Bien qu’il soit surtout connu pour ses succès en tant que pilote de monoplace (trois championnats CART et les 500 miles d’Indianapolis en 1986), il ne faut surtout pas oublier que Bobby Rahal est aussi passé par l’Endurance. Il compte entre autres une victoire aux 12 Heures de Sebring 1987 (Porsche 962 Bayside Disposal Racing avec Jochen Mass). « Gagner Sebring en 1987 a été très important pour moi. C’est un lieu chargé de souvenirs lorsque j’étais adolescent, mon père courait là-bas. Je faisais parti de son équipe tout en regardant les Porsche 917, les  Ferrari512, les Matra et les Ford GT40. C’était une époque formidable pour moi. J’y ai gagné avec la 962, l’une de mes voitures préférées, très confortable à conduire. Vous pouviez la piloter à fond pendant un long moment. J’aimais vraiment les courses d’endurance. »

Après un gros accident à Sebring avec une March 85, le propriétaire de sa voiture en IndyCar, Jim Trueman, et le directeur de l’équipe, Steve Horne, l’ont de plus en plus découragé de continuer en parallèle en Endurance. Bobby Rahal a refusé l’opportunité de piloter pour Jaguar en IMSA en 1988, lorsque la XJR-9 a brisé la série de 11 ans de victoires Porsche aux 24 Heures de Daytona. « En 1989, j’ai décidé de me concentrer sur l’Indy Car, et quand je regarde en arrière, je pense que c’était une erreur. Après avoir dit oui à Jaguar, j’ai dû dire non, une décision difficile à prendre. »
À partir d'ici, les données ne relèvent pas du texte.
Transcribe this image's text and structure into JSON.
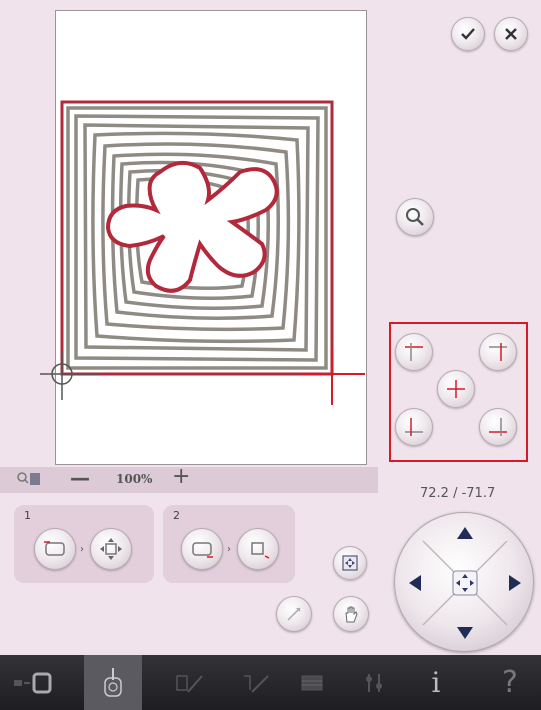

Le retour de Rahal aux voitures de sport ne se fera qu’en 2008 à travers Rahal Letterman Lanigan et BMW. À cette époque, il était déjà propriétaire d’une équipe IndyCar depuis plus de 15 ans, mais le nouveau partenariat avec le constructeur allemand tombe à point nommé, car RLL perd un sponsor clé en IndyCar à la fin de l’année 2008, ce qui a mis en péril l’existence de l’équipe. « Nous nous sommes rencontrés pour la première fois en 2007, et la raison pour laquelle je me suis adressé à BMW était que nous étions déjà en contact avec l’IndyCar. Je pensais qu’il était important que nous ayons plus d’un programme en cours. Lorsque nous avons perdu le sponsoring en IndyCar, si nous n’avions pas eu le programme BMW, nous aurions probablement fermé. Avoir les deux programmes est très important, et il est tout aussi important d’avoir une relation de partenariat avec une entreprise comme BMW qui a une grande tradition dans le sport automobile. Et peut-être que ce sera notre ticket pour aller aux 24 Heures du Mans, aussi. Nous verrons bien. »

Bobby Rahal :

© 2022 Michael L. Levitt / LAT Images

Comme tant d’autres, Bobby Rahal est enthousiasmé par la nouvelle classe GTP, qui est ouverte aux prototypes construits selon les spécifications LMDh de l’IMSA, ainsi que pour la classe Hypercar qui court au Mans et en WEC. « Je pense que ça va être génial, il y a déjà beaucoup d’intérêt. L’IMSA va être incroyable quand on pense au nombre de constructeurs impliqués, dans toutes les différentes catégories. Je ne pense pas qu’il y ait une autre série qui puisse revendiquer un tel nombre de constructeurs. Jim France s’est vraiment engagé en endurance au fil des ans et a continué à la construire, et maintenant, avec une voiture qui peut courir non seulement ici mais aussi à l’échelle internationale – et vice-versa avec des gens qui viennent d’Europe pour courir comme ils le faisaient dans les années 60 et 70 – c’est tout simplement fantastique. Il ne fait aucun doute qu’il y aura des hauts et des bas cette année avec ces nouvelles voitures et ces nouveaux systèmes » conclut Rahal. « Mais vous avez Porsche avec Penske, Cadillac avec Ganassi et Action Express, BMW avec nous, et Honda/Acura avec Wayne Taylor et Mike Shank. Lamborghini arrive en 2024. Vous avez Dallara contre ORECA contre Multimatic (contre Ligier en 2024). Ce sont les efforts de marques, des équipes d’usine. Avoir cette connexion et cette relation entre la série et les constructeurs va être fantastique pourl’ IMSA en termes de promotion et de marketing. »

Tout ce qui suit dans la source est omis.